After the template code loaded into the editor, I right-clicked on file Program.cs in the Solution Explorer window and renamed the file to the more descriptive NeuralRegressionProgram.cs. I allowed Visual Studio to automatically rename class Program.
The overall program structure is presented in Listing 1. The demo program has three primary classes. The Program class holds all the control logic. The NeuralNetwork class houses all the neural network functionality. The Utils class houses functionality to load data from file into memory.

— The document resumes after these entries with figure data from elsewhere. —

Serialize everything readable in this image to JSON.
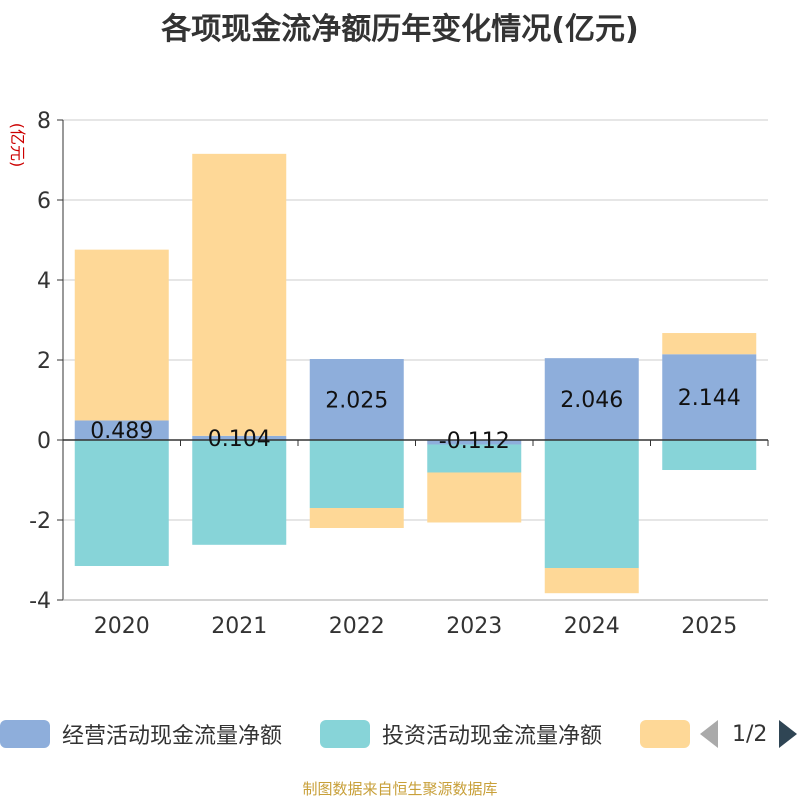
{
  "chart_data": {
    "type": "bar",
    "stacked": true,
    "title": "各项现金流净额历年变化情况(亿元)",
    "ylabel": "(亿元)",
    "ylim": [
      -4,
      8
    ],
    "yticks": [
      -4,
      -2,
      0,
      2,
      4,
      6,
      8
    ],
    "categories": [
      "2020",
      "2021",
      "2022",
      "2023",
      "2024",
      "2025"
    ],
    "series": [
      {
        "name": "经营活动现金流量净额",
        "color": "#8eaedb",
        "values": [
          0.489,
          0.104,
          2.025,
          -0.112,
          2.046,
          2.144
        ],
        "labels": [
          "0.489",
          "0.104",
          "2.025",
          "-0.112",
          "2.046",
          "2.144"
        ]
      },
      {
        "name": "投资活动现金流量净额",
        "color": "#87d4d8",
        "values": [
          -3.15,
          -2.62,
          -1.7,
          -0.7,
          -3.2,
          -0.75
        ]
      },
      {
        "name": "",
        "color": "#fed897",
        "values": [
          4.27,
          7.05,
          -0.5,
          -1.25,
          -0.63,
          0.53
        ]
      }
    ]
  },
  "legend": {
    "page": "1/2"
  },
  "footer": {
    "source": "制图数据来自恒生聚源数据库"
  }
}
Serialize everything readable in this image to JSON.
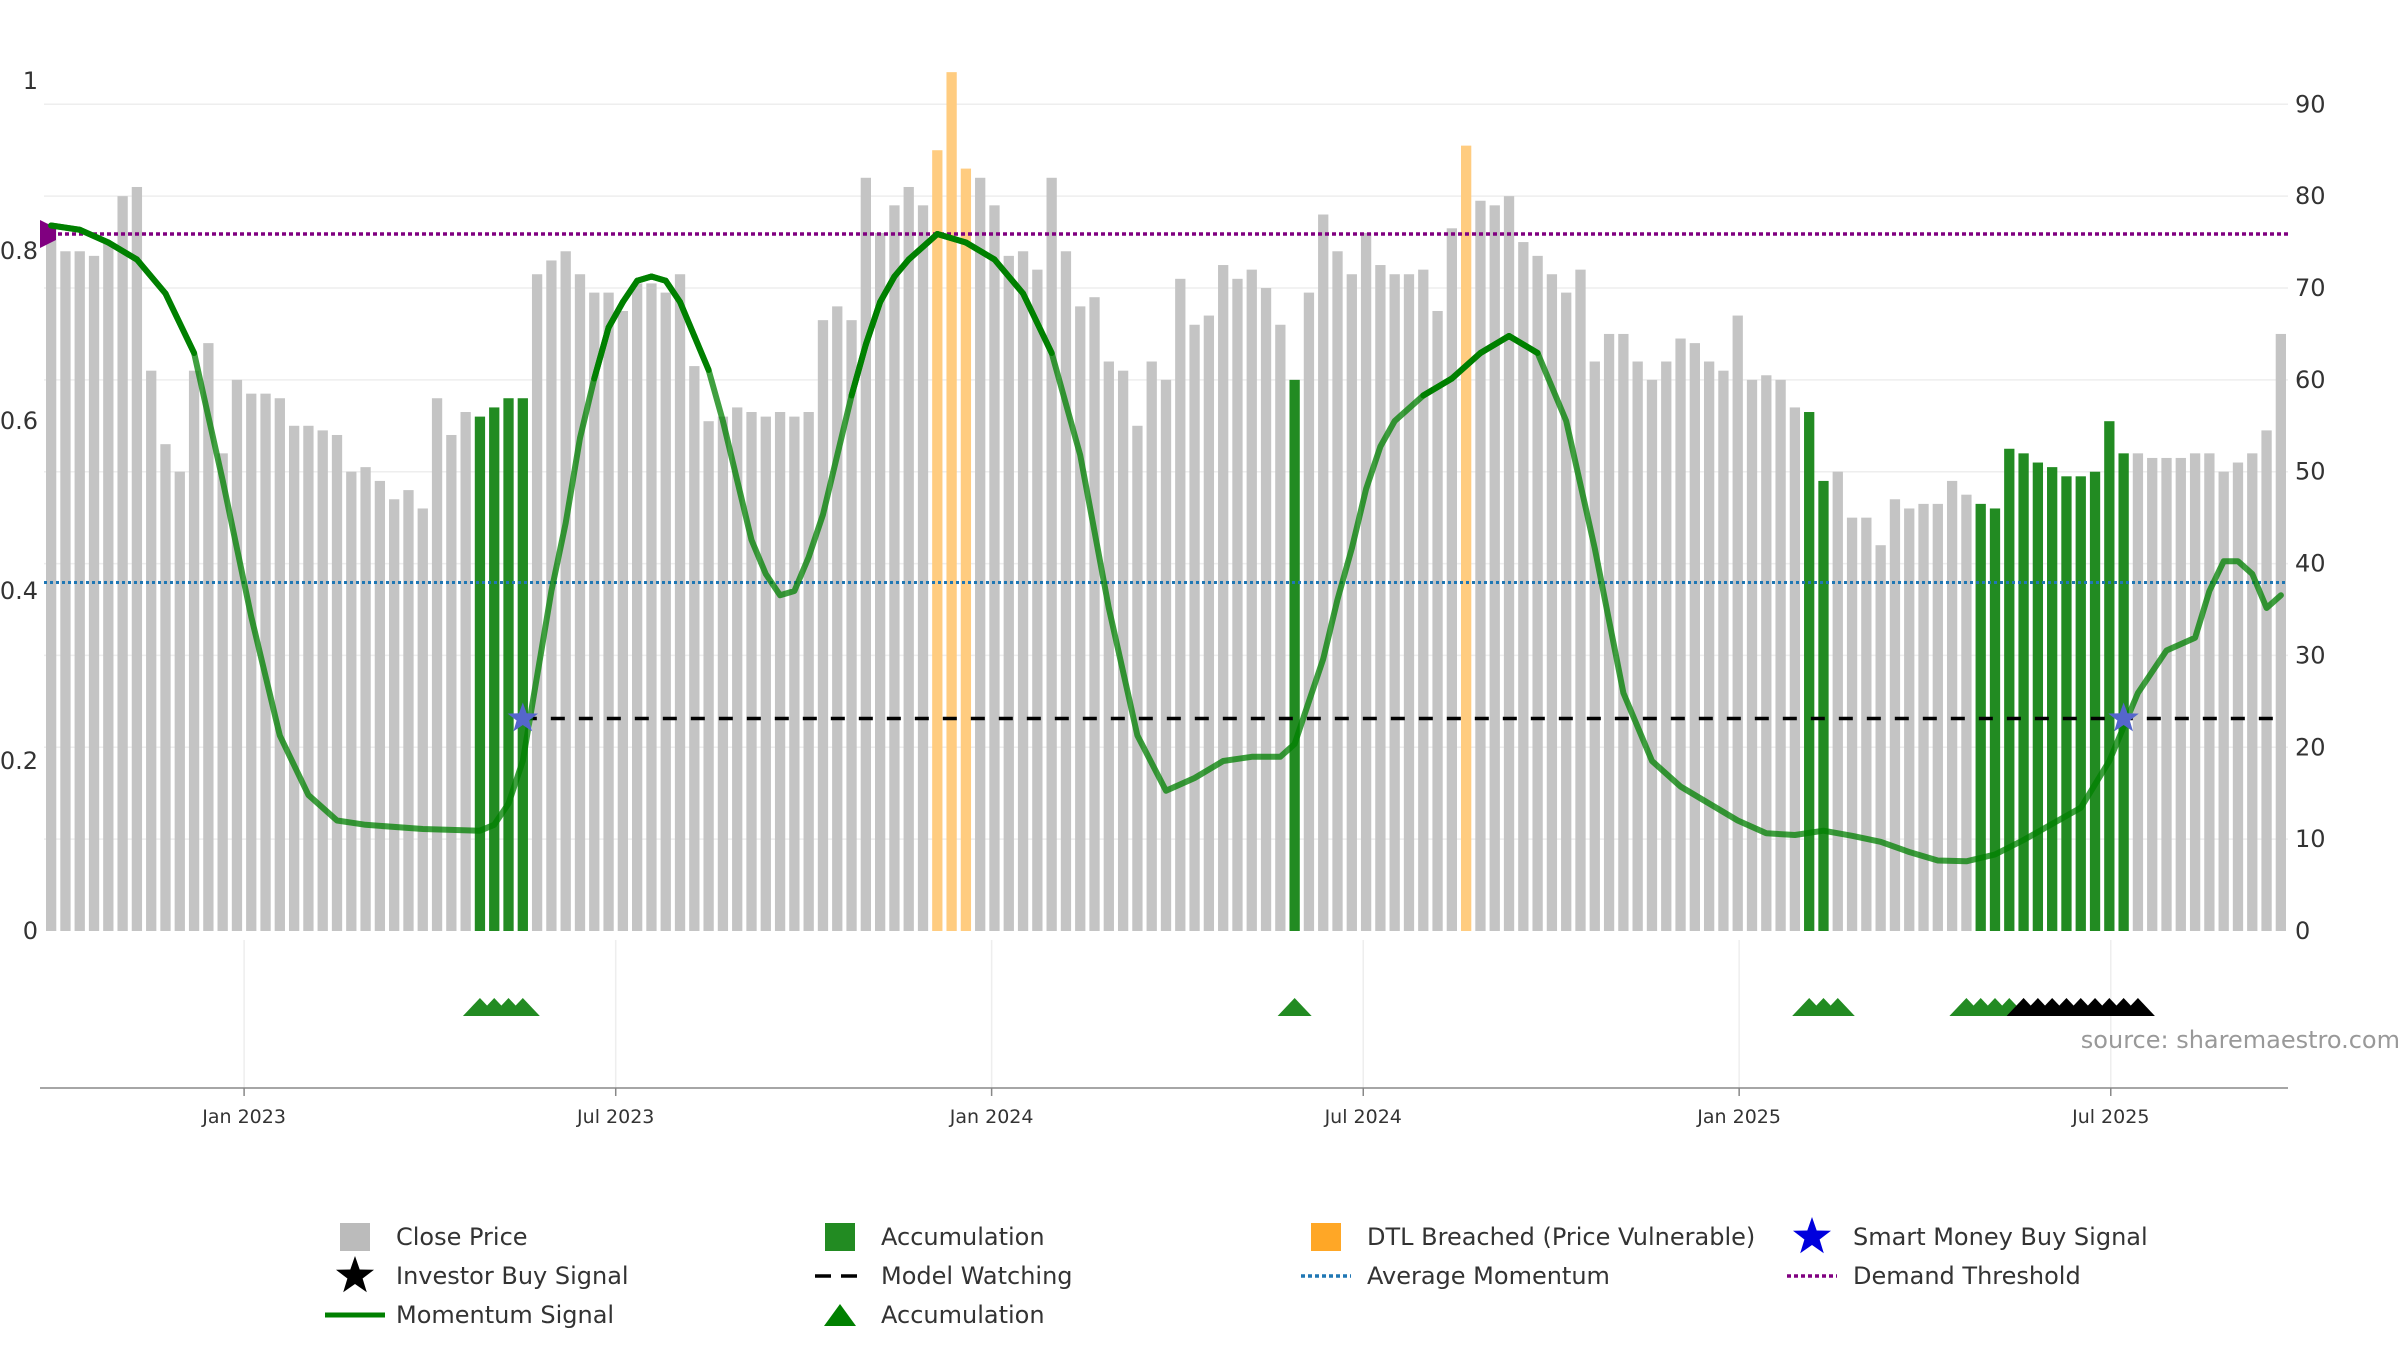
{
  "chart_data": {
    "type": "bar",
    "left_axis": {
      "ticks": [
        0,
        0.2,
        0.4,
        0.6,
        0.8,
        1
      ],
      "range": [
        0,
        1
      ]
    },
    "right_axis": {
      "ticks": [
        0,
        10,
        20,
        30,
        40,
        50,
        60,
        70,
        80,
        90
      ],
      "range": [
        0,
        97
      ]
    },
    "x_ticks": [
      {
        "label": "Jan 2023",
        "week": 14
      },
      {
        "label": "Jul 2023",
        "week": 40
      },
      {
        "label": "Jan 2024",
        "week": 66.3
      },
      {
        "label": "Jul 2024",
        "week": 92.3
      },
      {
        "label": "Jan 2025",
        "week": 118.6
      },
      {
        "label": "Jul 2025",
        "week": 144.6
      }
    ],
    "week_count": 157,
    "close_price": [
      77,
      74,
      74,
      73.5,
      75,
      80,
      81,
      61,
      53,
      50,
      61,
      64,
      52,
      60,
      58.5,
      58.5,
      58,
      55,
      55,
      54.5,
      54,
      50,
      50.5,
      49,
      47,
      48,
      46,
      58,
      54,
      56.5,
      56,
      57,
      58,
      58,
      71.5,
      73,
      74,
      71.5,
      69.5,
      69.5,
      67.5,
      70.5,
      70.5,
      69.5,
      71.5,
      61.5,
      55.5,
      56,
      57,
      56.5,
      56,
      56.5,
      56,
      56.5,
      66.5,
      68,
      66.5,
      82,
      76,
      79,
      81,
      79,
      85,
      93.5,
      83,
      82,
      79,
      73.5,
      74,
      72,
      82,
      74,
      68,
      69,
      62,
      61,
      55,
      62,
      60,
      71,
      66,
      67,
      72.5,
      71,
      72,
      70,
      66,
      60,
      69.5,
      78,
      74,
      71.5,
      76,
      72.5,
      71.5,
      71.5,
      72,
      67.5,
      76.5,
      85.5,
      79.5,
      79,
      80,
      75,
      73.5,
      71.5,
      69.5,
      72,
      62,
      65,
      65,
      62,
      60,
      62,
      64.5,
      64,
      62,
      61,
      67,
      60,
      60.5,
      60,
      57,
      56.5,
      49,
      50,
      45,
      45,
      42,
      47,
      46,
      46.5,
      46.5,
      49,
      47.5,
      46.5,
      46,
      52.5,
      52,
      51,
      50.5,
      49.5,
      49.5,
      50,
      55.5,
      52,
      52,
      51.5,
      51.5,
      51.5,
      52,
      52,
      50,
      51,
      52,
      54.5,
      65
    ],
    "accumulation_bars": [
      [
        30,
        33
      ],
      [
        87,
        87
      ],
      [
        123,
        124
      ],
      [
        135,
        145
      ]
    ],
    "dtl_breached_bars": [
      [
        62,
        64
      ],
      [
        99,
        99
      ]
    ],
    "momentum_signal": [
      [
        0,
        0.83
      ],
      [
        2,
        0.825
      ],
      [
        4,
        0.81
      ],
      [
        6,
        0.79
      ],
      [
        8,
        0.75
      ],
      [
        10,
        0.68
      ],
      [
        12,
        0.53
      ],
      [
        14,
        0.37
      ],
      [
        16,
        0.23
      ],
      [
        18,
        0.16
      ],
      [
        20,
        0.13
      ],
      [
        22,
        0.125
      ],
      [
        26,
        0.12
      ],
      [
        30,
        0.118
      ],
      [
        31,
        0.125
      ],
      [
        32,
        0.15
      ],
      [
        33,
        0.2
      ],
      [
        34,
        0.3
      ],
      [
        35,
        0.4
      ],
      [
        36,
        0.48
      ],
      [
        37,
        0.58
      ],
      [
        38,
        0.65
      ],
      [
        39,
        0.71
      ],
      [
        40,
        0.74
      ],
      [
        41,
        0.765
      ],
      [
        42,
        0.77
      ],
      [
        43,
        0.765
      ],
      [
        44,
        0.74
      ],
      [
        45,
        0.7
      ],
      [
        46,
        0.66
      ],
      [
        47,
        0.6
      ],
      [
        48,
        0.53
      ],
      [
        49,
        0.46
      ],
      [
        50,
        0.42
      ],
      [
        51,
        0.395
      ],
      [
        52,
        0.4
      ],
      [
        53,
        0.44
      ],
      [
        54,
        0.49
      ],
      [
        55,
        0.56
      ],
      [
        56,
        0.63
      ],
      [
        57,
        0.69
      ],
      [
        58,
        0.74
      ],
      [
        59,
        0.77
      ],
      [
        60,
        0.79
      ],
      [
        62,
        0.82
      ],
      [
        64,
        0.81
      ],
      [
        66,
        0.79
      ],
      [
        68,
        0.75
      ],
      [
        70,
        0.68
      ],
      [
        72,
        0.56
      ],
      [
        74,
        0.38
      ],
      [
        76,
        0.23
      ],
      [
        78,
        0.165
      ],
      [
        80,
        0.18
      ],
      [
        82,
        0.2
      ],
      [
        84,
        0.205
      ],
      [
        86,
        0.205
      ],
      [
        87,
        0.22
      ],
      [
        88,
        0.27
      ],
      [
        89,
        0.32
      ],
      [
        90,
        0.39
      ],
      [
        91,
        0.45
      ],
      [
        92,
        0.52
      ],
      [
        93,
        0.57
      ],
      [
        94,
        0.6
      ],
      [
        96,
        0.63
      ],
      [
        98,
        0.65
      ],
      [
        100,
        0.68
      ],
      [
        102,
        0.7
      ],
      [
        104,
        0.68
      ],
      [
        106,
        0.6
      ],
      [
        108,
        0.45
      ],
      [
        110,
        0.28
      ],
      [
        112,
        0.2
      ],
      [
        114,
        0.17
      ],
      [
        116,
        0.15
      ],
      [
        118,
        0.13
      ],
      [
        120,
        0.115
      ],
      [
        122,
        0.113
      ],
      [
        124,
        0.118
      ],
      [
        126,
        0.112
      ],
      [
        128,
        0.105
      ],
      [
        130,
        0.093
      ],
      [
        132,
        0.083
      ],
      [
        134,
        0.082
      ],
      [
        136,
        0.09
      ],
      [
        138,
        0.107
      ],
      [
        140,
        0.126
      ],
      [
        142,
        0.145
      ],
      [
        144,
        0.2
      ],
      [
        146,
        0.28
      ],
      [
        148,
        0.33
      ],
      [
        150,
        0.345
      ],
      [
        151,
        0.4
      ],
      [
        152,
        0.435
      ],
      [
        153,
        0.435
      ],
      [
        154,
        0.42
      ],
      [
        155,
        0.38
      ],
      [
        156,
        0.395
      ]
    ],
    "average_momentum": 0.41,
    "demand_threshold": 0.82,
    "model_watching": {
      "level": 0.25,
      "from_week": 33,
      "to_week": 156
    },
    "smart_money_buy_signals": [
      {
        "week": 33,
        "value": 0.25
      },
      {
        "week": 145,
        "value": 0.25
      }
    ],
    "accumulation_markers": [
      30,
      31,
      32,
      33,
      87,
      123,
      124,
      125,
      134,
      135,
      136,
      137
    ],
    "investor_buy_markers": [
      138,
      139,
      140,
      141,
      142,
      143,
      144,
      145,
      146
    ],
    "legend": [
      {
        "label": "Close Price",
        "type": "square",
        "color": "#bbbbbb"
      },
      {
        "label": "Accumulation",
        "type": "square",
        "color": "#228b22"
      },
      {
        "label": "DTL Breached (Price Vulnerable)",
        "type": "square",
        "color": "#ffa726"
      },
      {
        "label": "Smart Money Buy Signal",
        "type": "star",
        "color": "#0000dd"
      },
      {
        "label": "Investor Buy Signal",
        "type": "star",
        "color": "#000000"
      },
      {
        "label": "Model Watching",
        "type": "dash",
        "color": "#000000"
      },
      {
        "label": "Average Momentum",
        "type": "dot",
        "color": "#1f77b4"
      },
      {
        "label": "Demand Threshold",
        "type": "dot",
        "color": "#800080"
      },
      {
        "label": "Momentum Signal",
        "type": "line",
        "color": "#008000"
      },
      {
        "label": "Accumulation",
        "type": "triangle",
        "color": "#008000"
      }
    ],
    "colors": {
      "close_price": "#c4c4c4",
      "accumulation": "#228b22",
      "dtl_breached": "#ffcc80",
      "momentum": "#008000",
      "average_momentum": "#1f77b4",
      "demand_threshold": "#800080",
      "model_watching": "#000000",
      "smart_money": "#5566cc",
      "investor": "#000000"
    }
  },
  "source": "source: sharemaestro.com"
}
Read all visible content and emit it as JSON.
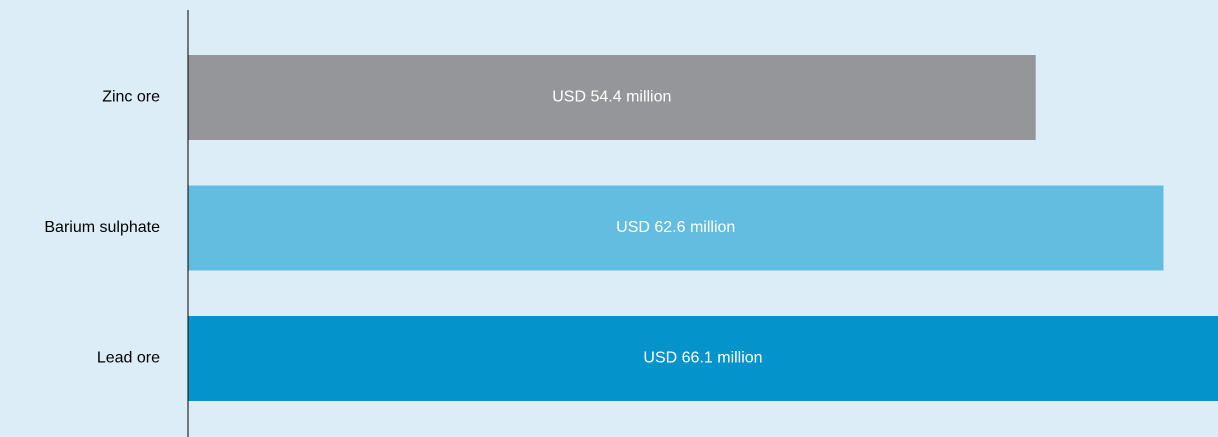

Listing 1: Overall Program Structure
using System;
using System.IO;
namespace NeuralNetworkRegression
{
internal class NeuralRegressionProgram
{
static void Main(string[] args)
{
Console.WriteLine("Neural network " +
"regression C# ");
Console.WriteLine("Predict income from sex," +
" age, State, political leaning ");
// 1. load data from file into memory
// 2. create neural network
// 3. train neural network
// 3. evaluate neural network accuracy
// 4. use neural network to make a prediction
Console.WriteLine("End demo ");
Console.ReadLine();
} // Main
} // Program
public class NeuralNetwork
{
private int ni; // number input nodes
private int nh;
private int no;
private double[] iNodes;
private double[][] ihWeights; // input-hidden
private double[] hBiases;
private double[] hNodes;
private double[][] hoWeights; // hidden-output
private double[] oBiases;
private double[] oNodes; // single val as array
private Random rnd;
public NeuralNetwork(int numIn, int numHid,
int numOut, int seed) { . . }
private void InitWeights() { . . }
public void SetWeights(double[] wts) { . . }
public double[] GetWeights() { . . }
public double ComputeOutput(double[] x) { . . }
private static double HyperTan(double x) { . . }
private static double Identity(double x) { . . }
public void TrainBatch(double[][] trainX,
double[] trainY, double lrnRate, int batSize,
int maxEpochs) { . . }
private void Shuffle(int[] sequence) { . . }
public double Error(double[][] trainX,
double[] trainY) { . . }
public double Accuracy(double[][] dataX,
double[] dataY, double pctClose) { . . }
} // NeuralNetwork class
public class Utils
{
public static double[][] VecToMat(double[] vec,
int rows, int cols) { . . }
public static double[][] MatCreate(int rows,
int cols) { . . }
static int NumNonCommentLines(string fn,
string comment) { . . }
public static double[][] MatLoad(string fn,
int[] usecols, char sep, string comment) { . . }
public static double[] MatToVec(double[][] m) { . . }
public static void MatShow(double[][] m,
int dec, int wid) { . . }
public static void VecShow(int[] vec, int wid) { . . }
public static void VecShow(double[] vec,
int dec, int wid, bool newLine) { . . }
} // Utils class
} // ns
Creating the Neural Network Regression Model
The Main method begins by loading the 200-item training data from file into memory:
string trainFile =
"..\\..\\..\\Data\\people_train.txt";
// sex, age, State, income, politics
// 0 0.32 1 0 0 0.65400 0 0 1
double[][] trainX = Utils.MatLoad(trainFile,
new int[] { 0, 1, 2, 3, 4, 6, 7, 8 }, ',', "#");
double[] trainY =
Utils.MatToVec(Utils.MatLoad(trainFile,
new int[] { 5 }, ',', "#"));
The code assumes that the data file is in a directory named Data in the root project directory. The MatLoad() arguments instruct the method to load comma-separated columns 0, 1, 2, 3, 4, 6, 7 and 8 as predictors, where lines beginning with "#" are interpreted as comments. The income values in column 5 are loaded into a C# matrix and then converted to an array/vector.